All this means more businesses are facing a tough dilemma: Pay up and break the law, or remain knocked offline.
According to the Treasury’s notice, ransomware victims are expected to check its list of sanctioned entities before making any payments. If a payment could run afoul of the rules, companies must submit requests for exemption.
The odds of an exemption are low, however. These license applications “will be reviewed by OFAC on a case-by-case basis with a presumption of denial,” the Treasury notice said.
Plausible deniability is no excuse. A Treasury spokesperson told Fortune that companies could be held liable even if they aren’t aware they’re paying a sanctioned entity. Victims should report incidents to law enforcement as cooperation could be considered a “significant mitigating factor” in possible penalty determinations, the spokesperson added.

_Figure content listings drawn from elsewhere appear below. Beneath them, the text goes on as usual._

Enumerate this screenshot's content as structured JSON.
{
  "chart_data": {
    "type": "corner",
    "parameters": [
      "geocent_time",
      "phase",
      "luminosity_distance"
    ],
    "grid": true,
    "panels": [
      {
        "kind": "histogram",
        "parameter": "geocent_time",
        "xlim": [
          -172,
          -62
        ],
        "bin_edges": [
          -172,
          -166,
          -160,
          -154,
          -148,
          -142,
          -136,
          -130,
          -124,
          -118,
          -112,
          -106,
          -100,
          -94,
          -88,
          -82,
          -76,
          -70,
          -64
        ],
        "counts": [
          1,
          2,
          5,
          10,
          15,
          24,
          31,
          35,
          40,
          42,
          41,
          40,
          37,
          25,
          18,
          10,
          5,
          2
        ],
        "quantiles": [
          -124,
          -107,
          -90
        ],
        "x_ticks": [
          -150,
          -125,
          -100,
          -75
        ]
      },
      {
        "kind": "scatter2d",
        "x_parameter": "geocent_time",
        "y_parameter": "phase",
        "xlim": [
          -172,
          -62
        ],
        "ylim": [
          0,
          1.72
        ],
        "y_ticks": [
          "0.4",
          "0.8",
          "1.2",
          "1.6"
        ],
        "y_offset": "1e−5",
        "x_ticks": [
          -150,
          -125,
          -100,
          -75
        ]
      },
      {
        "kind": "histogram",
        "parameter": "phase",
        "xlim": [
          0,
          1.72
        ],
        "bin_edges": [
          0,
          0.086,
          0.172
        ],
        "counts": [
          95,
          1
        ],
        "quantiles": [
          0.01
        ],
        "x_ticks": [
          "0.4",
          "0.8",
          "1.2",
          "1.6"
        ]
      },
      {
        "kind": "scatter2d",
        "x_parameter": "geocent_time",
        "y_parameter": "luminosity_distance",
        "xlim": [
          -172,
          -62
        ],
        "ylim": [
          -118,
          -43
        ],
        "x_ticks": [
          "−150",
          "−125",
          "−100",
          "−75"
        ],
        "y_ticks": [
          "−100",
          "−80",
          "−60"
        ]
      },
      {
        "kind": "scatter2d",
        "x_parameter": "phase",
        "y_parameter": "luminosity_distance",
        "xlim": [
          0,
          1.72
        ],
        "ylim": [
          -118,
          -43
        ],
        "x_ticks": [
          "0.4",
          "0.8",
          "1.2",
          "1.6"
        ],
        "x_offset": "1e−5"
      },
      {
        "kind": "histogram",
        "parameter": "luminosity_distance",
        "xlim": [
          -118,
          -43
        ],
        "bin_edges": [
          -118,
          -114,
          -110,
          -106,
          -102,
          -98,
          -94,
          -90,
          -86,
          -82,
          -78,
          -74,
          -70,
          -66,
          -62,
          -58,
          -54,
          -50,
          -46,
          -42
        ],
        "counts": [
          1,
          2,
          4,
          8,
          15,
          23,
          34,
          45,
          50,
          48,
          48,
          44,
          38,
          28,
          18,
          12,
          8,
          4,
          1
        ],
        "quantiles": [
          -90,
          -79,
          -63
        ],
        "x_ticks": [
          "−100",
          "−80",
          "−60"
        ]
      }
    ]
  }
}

Joshua Motta, CEO of Coalition, a cybersecurity insurance startup, said the Treasury’s hardline approach puts ransomware victims “in an even more precarious position” than they were in already.
The difficulty of attributing attacks amid the murkiness of cyberspace adds complexity to the situation. Anyone who paid off the perpetrators of the “SamSam” ransomware campaign in years past might not have initially been aware they were based in Iran, for example. Suspected North Korean ransomware hackers have recently been trying to cover their tracks too.
Because many hackers operate abroad, it can be difficult for U.S. authorities to catch them even when they are identified. “Ironically, the victims of ransomware may well face more severe consequences than the perpetrators,” Motta said.
No negotiating with terrorists
So far, the Treasury has not prosecuted any ransomware victims—or industry partners who help make ransomware payments—for breaching sanctions laws. But some people believe that should change.
Ciaran Martin, the former head of the U.K.’s National Cyber Security Centre, is one proponent of adopting a tougher stance. “If I had one policy card to play in the next year, I would ask for a serious examination of whether we should change the law to make it illegal for organizations in the U.K. to pay ransoms in the case of ransomware,” he recently told the Royal United Services Institute, a British think thank focused on defense policy, according to Bloomberg.
The position has support from some in the cybersecurity industry. Treasury’s warning is “a much-needed step in the right direction,” said Brett Callow, a threat analyst at Emisoft, an anti-malware firm that tracks ransomware.
But, Callow continued, “we’d prefer to see a complete ban on the payment of demands. If the flow of cash stops, the attacks will stop.”